Table of Contents - a listing of the chapters or other divisions of a book or other document.

TEL - Tennessee Electronic Library - provides free online access to selected electronic databases for all libraries and citizens of Tennessee. (Paid for with State and Federal funds)

Text - the printed matter in the body of a work.

Text Book - a volume used by students as the standard work in a specific class or branch of study.

Thesaurus - a group or grouping of synonyms or near synonyms of terms. (ex. Roget’s Thesaurus of English Words and Phrases)

Thesis - the predominating idea of a document, especially one to be discussed and proved or disproved.  Also, a research paper written as partial fulfillment of requirements for a degree.

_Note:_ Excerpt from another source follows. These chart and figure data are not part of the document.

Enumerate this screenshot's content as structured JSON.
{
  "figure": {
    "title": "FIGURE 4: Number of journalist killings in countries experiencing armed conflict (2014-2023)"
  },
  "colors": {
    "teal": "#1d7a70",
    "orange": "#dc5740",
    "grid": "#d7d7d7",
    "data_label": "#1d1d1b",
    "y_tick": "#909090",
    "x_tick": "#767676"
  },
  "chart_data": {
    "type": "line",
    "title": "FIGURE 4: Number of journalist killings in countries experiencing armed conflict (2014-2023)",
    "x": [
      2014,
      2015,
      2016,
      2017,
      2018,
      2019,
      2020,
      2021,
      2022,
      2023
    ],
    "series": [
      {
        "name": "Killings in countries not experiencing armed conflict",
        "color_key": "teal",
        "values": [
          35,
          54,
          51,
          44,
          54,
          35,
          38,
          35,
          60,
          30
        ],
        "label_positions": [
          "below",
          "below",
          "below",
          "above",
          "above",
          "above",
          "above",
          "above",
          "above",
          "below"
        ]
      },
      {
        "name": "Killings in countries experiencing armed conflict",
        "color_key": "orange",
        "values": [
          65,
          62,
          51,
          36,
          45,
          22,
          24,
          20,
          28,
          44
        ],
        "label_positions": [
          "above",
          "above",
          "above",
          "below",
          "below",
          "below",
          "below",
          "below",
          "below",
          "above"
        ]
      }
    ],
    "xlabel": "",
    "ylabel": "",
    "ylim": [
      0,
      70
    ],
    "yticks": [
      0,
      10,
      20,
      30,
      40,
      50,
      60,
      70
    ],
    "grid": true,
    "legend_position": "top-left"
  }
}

Tilde - "an accent mark in the form of a wavy line (~) as used over letters in Spanish and Portuguese", often used in web addresses. (4)

Title-Page - the page at the beginning of a book which gives the full exact title of the book. This is the title that should be used in a citation.

Trade Journal - "a periodical restricted to the interests of a trade or industry…" (4)

Trademark – a brand name, symbol, or other device used to identify a company or service.

Truncation - using the root word with a truncation symbol in an online search to find all items containing that root and different endings. (Ex. word* (in certain databases) would find word, words, wording, etc.)


Unabridged - complete, not shortened, copy of the original work.

URL - Uniform Resource Locator - address used to locate remote servers on the Internet.


Venn Diagram - diagram using circles to represent sets, with the position and overlap of the circles indicating the relationships between the sets.

Verso - the backside of the title-page which usually gives the publication information needed for a citation.

Virtualization - the creation of a virtual (rather than actual fact) version of something, such as a server, a storage device, an operating system, or network resources

Volume - a book distinguished from others by having its own title-page and pagination and bound within a cover. All the issues of a periodical during a certain time period are often bound together to create a volume.

Voyager - this library's online catalog.


Web - World Wide Web - WWW - an interface, using hypertext, to the Internet. This interface allows you to jump from place to place on the Internet.

Wildcard - a symbol, such as a "?" used to represent any possible spelling within a word when doing a search in a database. (Ex. wom?n will find woman and women)


1.  Shaw, Harry. Dictionary of Literary Terms. New York: McGraw-Hill, 1972.

2. Thompson, Elizabeth H. A.L.A Glossary of Library Terms with a Selection of Terms in Related Fields. Chicago, IL: American Library Association, 1943.

3. Longley, Dennis and Michael Shain. Dictionary of Information Technology. New York: John Wiley & Sons, 1982.

4. Prytherch, Ray, ed. Harrod’s Librarians’ Glossary. Brookfield, VT: Gower, 1984.